Senate president pro tempore, Republican Dean Kirby of Pearl, said in response to reporters' questions Monday: “I cannot find any votes the way it's currently written. ... I haven't found any support.” Photo courtesy State of Mississippi

Senate president pro tempore, Republican Dean Kirby of Pearl, said in response to reporters' questions Monday: “I cannot find any votes the way it's currently written. ... I haven't found any support.” Photo courtesy State of Mississippi

JACKSON, Miss. (AP) — A bill to overhaul Mississippi's tax structure faces a critical deadline Tuesday in the state Senate, but it appears unlikely to survive despite a push from Republican Gov. Tate Reeves.

The Senate president pro tempore, Republican Dean Kirby of Pearl, said in response to reporters' questions Monday: “I cannot find any votes the way it's currently written. ... I haven't found any support.”

House Bill 1439 would phase out Mississippi's income tax and cut the 7% state grocery tax in half. It also would increase the sales tax on most items from 7% to 9.5% and would increase taxes on other items, including tobacco, alcohol, farm implements and manufacturing equipment.

“Eliminating the income tax is the single most important item for future and sustained long term economic growth,” Reeves wrote Monday on Twitter. He has not taken a position on other parts of the bill.

Republican House Speaker Philip Gunn and his allies introduced the bill Feb. 22, and it zipped through the House Ways and Means Committee that day. It passed the Republican-controlled House the next day on an 85-34 vote that was largely along party lines, with only a few Democrats supporting it and only one Republican opposing it.

Passing a tax bill requires a three-fifths majority. Although Republicans hold that margin in the Senate, many senators say they want more time to evaluate it. The bill will die if senators don't pass it by the Tuesday deadline, either with or without amendments.

The Senate Finance Committee met Monday but did not bring the bill up for discussion. The committee chairman, Republican Josh Harkins of Flowood, told reporters afterward that the bill, which runs more than 300 pages, is “intriguing,” but he wants to see a thorough evaluation of how it would affect businesses and others.

“The most important thing for us to do is to do something responsibly that puts our state in the best position to be competitive — competitive for growth, competitive for prosperity, competitive for success,” Harkins said.

Harkins said the Finance Committee will meet on the tax bill Tuesday only “if we have the votes to bring something up.”

Mississippi legislators have not discussed how a federal coronavirus relief package might affect their tax proposal.
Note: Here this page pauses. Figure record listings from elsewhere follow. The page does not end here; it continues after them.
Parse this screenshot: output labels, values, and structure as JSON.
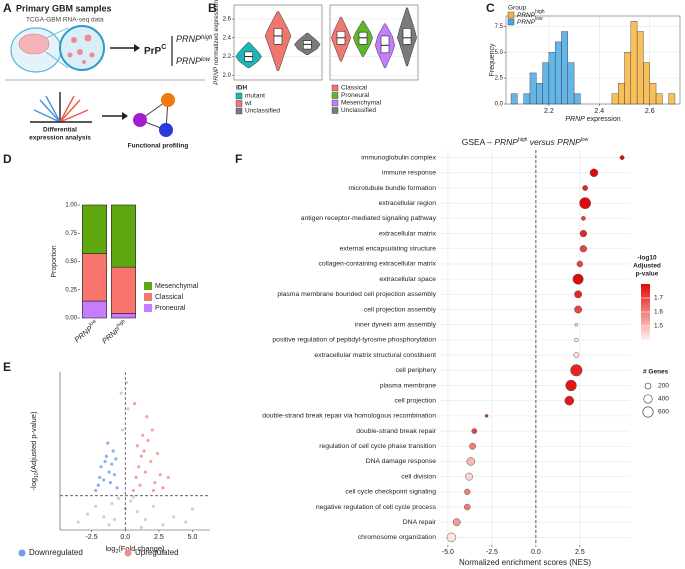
{
  "panel_labels": [
    "A",
    "B",
    "C",
    "D",
    "E",
    "F"
  ],
  "diagram": {
    "title": "Primary GBM samples",
    "subtitle": "TCGA-GBM RNA-seq data",
    "protein": "PrP",
    "protein_sup": "C",
    "gene": "PRNP",
    "high": "high",
    "low": "low",
    "step1": [
      "Differential",
      "expression analysis"
    ],
    "step2": "Functional profiling"
  },
  "chart_data": [
    {
      "type": "violin",
      "ylabel": [
        "PRNP",
        " normalized expression"
      ],
      "legend_title": "IDH",
      "categories": [
        "mutant",
        "wt",
        "Unclassified"
      ],
      "colors": [
        "#1fb5b5",
        "#f07670",
        "#7a7a7a"
      ],
      "min": [
        2.08,
        2.05,
        2.22
      ],
      "q1": [
        2.15,
        2.33,
        2.28
      ],
      "median": [
        2.2,
        2.42,
        2.33
      ],
      "q3": [
        2.25,
        2.5,
        2.37
      ],
      "max": [
        2.35,
        2.68,
        2.45
      ],
      "ylim": [
        1.95,
        2.75
      ],
      "yticks": [
        {
          "value": 2,
          "label": "2.0"
        },
        2.2,
        2.4,
        2.6
      ],
      "grid": true
    },
    {
      "type": "violin",
      "categories": [
        "Classical",
        "Proneural",
        "Mesenchymal",
        "Unclassified"
      ],
      "colors": [
        "#f07670",
        "#5fb82a",
        "#c77cff",
        "#7a7a7a"
      ],
      "min": [
        2.15,
        2.2,
        2.08,
        2.1
      ],
      "q1": [
        2.33,
        2.33,
        2.24,
        2.33
      ],
      "median": [
        2.4,
        2.4,
        2.32,
        2.4
      ],
      "q3": [
        2.47,
        2.46,
        2.42,
        2.5
      ],
      "max": [
        2.62,
        2.58,
        2.55,
        2.72
      ],
      "ylim": [
        1.95,
        2.75
      ],
      "grid": true
    },
    {
      "type": "histogram",
      "xlabel": [
        "PRNP",
        " expression"
      ],
      "ylabel": "Frequency",
      "legend_title": "Group",
      "bins": [
        2.05,
        2.075,
        2.1,
        2.125,
        2.15,
        2.175,
        2.2,
        2.225,
        2.25,
        2.275,
        2.3,
        2.325,
        2.35,
        2.375,
        2.4,
        2.425,
        2.45,
        2.475,
        2.5,
        2.525,
        2.55,
        2.575,
        2.6,
        2.625,
        2.65,
        2.675,
        2.7
      ],
      "series": [
        {
          "name": "PRNP",
          "name_sup": "high",
          "color": "#f7b53b",
          "values": [
            0,
            0,
            0,
            0,
            0,
            0,
            0,
            0,
            0,
            0,
            0,
            0,
            0,
            0,
            0,
            0,
            1,
            2,
            5,
            8,
            7,
            4,
            2,
            1,
            0,
            1
          ]
        },
        {
          "name": "PRNP",
          "name_sup": "low",
          "color": "#4aa8e0",
          "values": [
            1,
            0,
            1,
            3,
            2,
            4,
            5,
            6,
            7,
            4,
            1,
            0,
            0,
            0,
            0,
            0,
            0,
            0,
            0,
            0,
            0,
            0,
            0,
            0,
            0,
            0
          ]
        }
      ],
      "xlim": [
        2.03,
        2.72
      ],
      "xticks": [
        2.2,
        2.4,
        2.6
      ],
      "ylim": [
        0,
        8.5
      ],
      "yticks": [
        {
          "value": 0,
          "label": "0.0"
        },
        2.5,
        {
          "value": 5,
          "label": "5.0"
        },
        7.5
      ],
      "grid": true
    },
    {
      "type": "stacked_bar",
      "ylabel": "Proportion",
      "categories": [
        "PRNP",
        "PRNP"
      ],
      "category_sups": [
        "low",
        "high"
      ],
      "series": [
        {
          "name": "Mesenchymal",
          "color": "#5fa80f",
          "values": [
            0.43,
            0.55
          ]
        },
        {
          "name": "Classical",
          "color": "#f8766d",
          "values": [
            0.42,
            0.41
          ]
        },
        {
          "name": "Proneural",
          "color": "#c77cff",
          "values": [
            0.15,
            0.04
          ]
        }
      ],
      "ylim": [
        0,
        1
      ],
      "yticks": [
        {
          "value": 0,
          "label": "0.00"
        },
        {
          "value": 0.25,
          "label": "0.25"
        },
        {
          "value": 0.5,
          "label": "0.50"
        },
        {
          "value": 0.75,
          "label": "0.75"
        },
        {
          "value": 1,
          "label": "1.00"
        }
      ]
    },
    {
      "type": "volcano",
      "xlabel": [
        "log",
        "2",
        "(Fold change)"
      ],
      "ylabel": [
        "-log",
        "10",
        "(Adjusted p-value)"
      ],
      "series": [
        {
          "name": "Downregulated",
          "color": "#6c9ff0",
          "x": [
            -0.6,
            -0.8,
            -1.0,
            -1.2,
            -1.4,
            -1.6,
            -1.8,
            -2.0,
            -2.2,
            -0.9,
            -1.1,
            -1.5,
            -1.3,
            -0.7,
            -1.9
          ],
          "y": [
            1.6,
            2.1,
            2.5,
            2.2,
            2.8,
            1.9,
            2.4,
            1.7,
            1.5,
            3.0,
            1.8,
            2.6,
            3.3,
            2.7,
            2.0
          ]
        },
        {
          "name": "Upregulated",
          "color": "#f28b8b",
          "x": [
            0.6,
            0.8,
            1.0,
            1.2,
            1.4,
            1.5,
            1.7,
            1.9,
            2.0,
            2.2,
            2.4,
            2.6,
            1.1,
            1.6,
            0.9,
            2.8,
            3.2,
            1.3,
            0.7,
            2.1
          ],
          "y": [
            1.5,
            2.0,
            2.4,
            2.8,
            3.0,
            2.2,
            3.4,
            2.6,
            3.8,
            1.8,
            2.9,
            2.1,
            1.7,
            4.3,
            3.2,
            1.6,
            2.0,
            3.6,
            4.8,
            1.5
          ]
        },
        {
          "color": "#c4c4c4",
          "x": [
            -3.5,
            -2.8,
            -2.2,
            -1.6,
            -1.0,
            -0.5,
            0,
            0.4,
            0.9,
            1.5,
            2.1,
            2.8,
            3.6,
            4.5,
            -0.3,
            0.2,
            -1.2,
            1.2,
            0.6,
            -0.8,
            5.0,
            -0.2,
            0.1
          ],
          "y": [
            0.3,
            0.6,
            0.9,
            0.5,
            1.0,
            1.2,
            0.8,
            1.1,
            0.7,
            0.4,
            0.9,
            0.2,
            0.5,
            0.3,
            5.2,
            4.6,
            0.2,
            0.1,
            1.25,
            0.4,
            0.8,
            3.8,
            5.6
          ]
        }
      ],
      "xlim": [
        -4.85,
        6.3
      ],
      "xticks": [
        -2.5,
        {
          "value": 0,
          "label": "0.0"
        },
        2.5,
        {
          "value": 5,
          "label": "5.0"
        }
      ],
      "ylim": [
        0,
        6
      ],
      "hline": 1.3,
      "vline": 0
    },
    {
      "type": "dot",
      "title": [
        "GSEA – ",
        "PRNP",
        "high",
        " versus ",
        "PRNP",
        "low"
      ],
      "xlabel": "Normalized enrichment scores (NES)",
      "categories": [
        "immunoglobulin complex",
        "immune response",
        "microtubule bundle formation",
        "extracellular region",
        "antigen receptor-mediated signaling pathway",
        "extracellular matrix",
        "external encapsulating structure",
        "collagen-containing extracellular matrix",
        "extracellular space",
        "plasma membrane bounded cell projection assembly",
        "cell projection assembly",
        "inner dynein arm assembly",
        "positive regulation of peptidyl-tyrosine phosphorylation",
        "extracellular matrix structural constituent",
        "cell periphery",
        "plasma membrane",
        "cell projection",
        "double-strand break repair via homologous recombination",
        "double-strand break repair",
        "regulation of cell cycle phase transition",
        "DNA damage response",
        "cell division",
        "cell cycle checkpoint signaling",
        "negative regulation of cell cycle process",
        "DNA repair",
        "chromosome organization"
      ],
      "values": [
        4.9,
        3.3,
        2.8,
        2.8,
        2.7,
        2.7,
        2.7,
        2.5,
        2.4,
        2.4,
        2.4,
        2.3,
        2.3,
        2.3,
        2.3,
        2.0,
        1.9,
        -2.8,
        -3.5,
        -3.6,
        -3.7,
        -3.8,
        -3.9,
        -3.9,
        -4.5,
        -4.8
      ],
      "color_values": [
        1.85,
        1.8,
        1.75,
        1.8,
        1.7,
        1.75,
        1.7,
        1.7,
        1.8,
        1.75,
        1.7,
        1.45,
        1.4,
        1.42,
        1.75,
        1.78,
        1.78,
        1.75,
        1.7,
        1.6,
        1.5,
        1.45,
        1.6,
        1.6,
        1.55,
        1.42
      ],
      "sizes": [
        100,
        350,
        150,
        700,
        100,
        250,
        250,
        200,
        600,
        300,
        300,
        50,
        80,
        150,
        750,
        650,
        450,
        50,
        150,
        220,
        350,
        300,
        180,
        200,
        300,
        450
      ],
      "xlim": [
        -5.45,
        5.35
      ],
      "xticks": [
        {
          "value": -5,
          "label": "-5.0"
        },
        -2.5,
        {
          "value": 0,
          "label": "0.0"
        },
        2.5
      ],
      "vline": 0,
      "grid": true,
      "color_title": [
        "-log10",
        "Adjusted",
        "p-value"
      ],
      "color_range": [
        "#fff1ec",
        "#e00a0a"
      ],
      "colorlim": [
        1.4,
        1.8
      ],
      "colorbar_ticks": [
        1.5,
        1.6,
        1.7
      ],
      "size_title": "# Genes",
      "size_lim": [
        0,
        800
      ],
      "size_ticks": [
        200,
        400,
        600
      ]
    }
  ]
}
The package signed by President Joe Biden last week prohibits states from using federal relief money to pay for tax cuts. But the Mississippi tax cut plan originated weeks before the federal legislation was signed.

“Our tax policy needs to be formulated on what's best for Mississippi, not ... as the winds blow from D.C.,” Harkins said Monday.

Republican Sen. Chris McDaniel of Ellisville told The Associated Press on Monday that he wants to try to amend the House bill to simplify it. His idea is to eliminate the 4% income tax bracket in 2022 and then phase out the 5% income tax bracket over 10 years. He said the 5% bracket would phase out only if the state economy grows and that would enable state government to pay for essential services.

“We're killing one of the best opportunities we've ever had to reduce taxes in this state,” McDaniel said.

Gunn and other supporters of the bill say it could help Mississippi compete with states that already don't have a personal income tax, including Texas and Florida.

Public policy groups have lined up for and against Mississippi tax cut proposals. Empower Mississippi is among the conservative groups that have said phasing out the income tax would reward productivity. The left-leaning Center on Budget and Policy Priorities has said four of the five states that made deep cuts to personal income taxes in the first half of the 2010s later lagged behind national averages in job growth and personal income.